A atual relação de comensalismo entre imprensa e público, na qual o público é levado a reboque pelos jornalistas, como as rêmoras e os tubarões, deveria se tornar uma relação de mutualismo, na qual os dois agentes se beneficiassem. Quem sabe, até mesmo evoluindo um dia para uma relação de simbiose. O público tem muito com que colaborar, mas as redações precisam se abrir a essa colaboração.

Jornais e micropagamentos

O ex-editor da revista Time, Walter Isaacson, recentemente deu uma palestra em que propõe o micropagamento como solução para a crise financeira do jornalismo.

Uma pessoa que deseja acessar a edição do dia de um jornal ou que é levada a um artigo interessante por meio de um link dificilmente vai pagar o preço de uma assinatura e se submeter às inconveniências dos desajeitados sistemas de pagamento atuais. Acredito que a chave para atrair renda por meio dos serviços oferecidos na rede seja estabelecer um sistema de micropagamento tão simplificado quanto aquele empregado pelo iTunes. Precisamos de algo como moedas digitais ou um sistema semelhante a um bilhete único ou uma carteira eletrônica – um sistema de interface extremamente simples que permita, por meio de um clique, as aquisições casuais de jornais, revistas, artigos, acesso a blogs ou vídeos, ao preço de US$ 0,05, US$ 0,10, US$ 0,50 ou seja quanto for que o seu autor deseje cobrar.

Concordo em gênero, número e grau. Aliás, disse exatamente a mesma coisa em um debate sobre o futuro do jornalismo na Feira do Livro de 2008.

Interessante Isaacson citar as lojas eletrônicas de música. Elas são a evolução de um negócio que se viu ameaçado pela livre distribuição de MP3 via Internet, tentou uma reação e finalmente chegou a um meio-termo. Bons tempos do MP3.com, quando músicas de bandas famosas se misturavam às de bandas iniciantes e era possível baixar tudo de graça e legalmente. Os jornais fizeram o contrário: começaram cobrando, depois liberaram o conteúdo e agora se vêem frente à necessidade de mudar toda uma cultura da gratuidade.

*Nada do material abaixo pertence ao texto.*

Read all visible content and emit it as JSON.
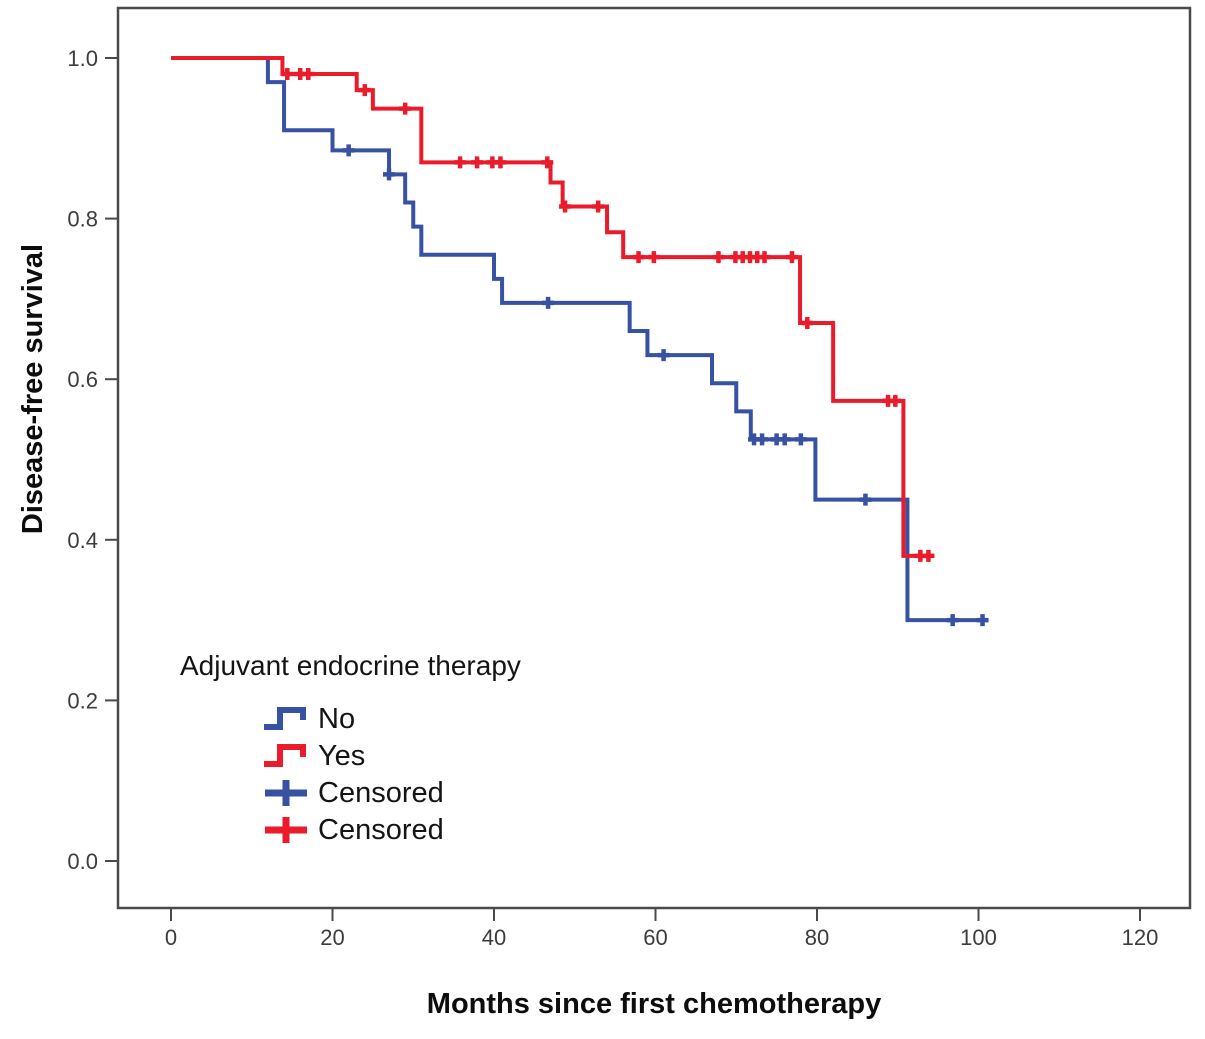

O principal ponto discutido por Isaacson é a mudança da cobrança de uma assinatura mensal para o acesso ao conteúdo por micropagamentos por leitura de unidades menores que uma edição. Assim como é preciso pensar as notícias fora da metáfora do papel para criar boas narrativas para a Web, é preciso pensar o jornal fora da metáfora da edição para chegar a um bom modelo de negócios para a Web.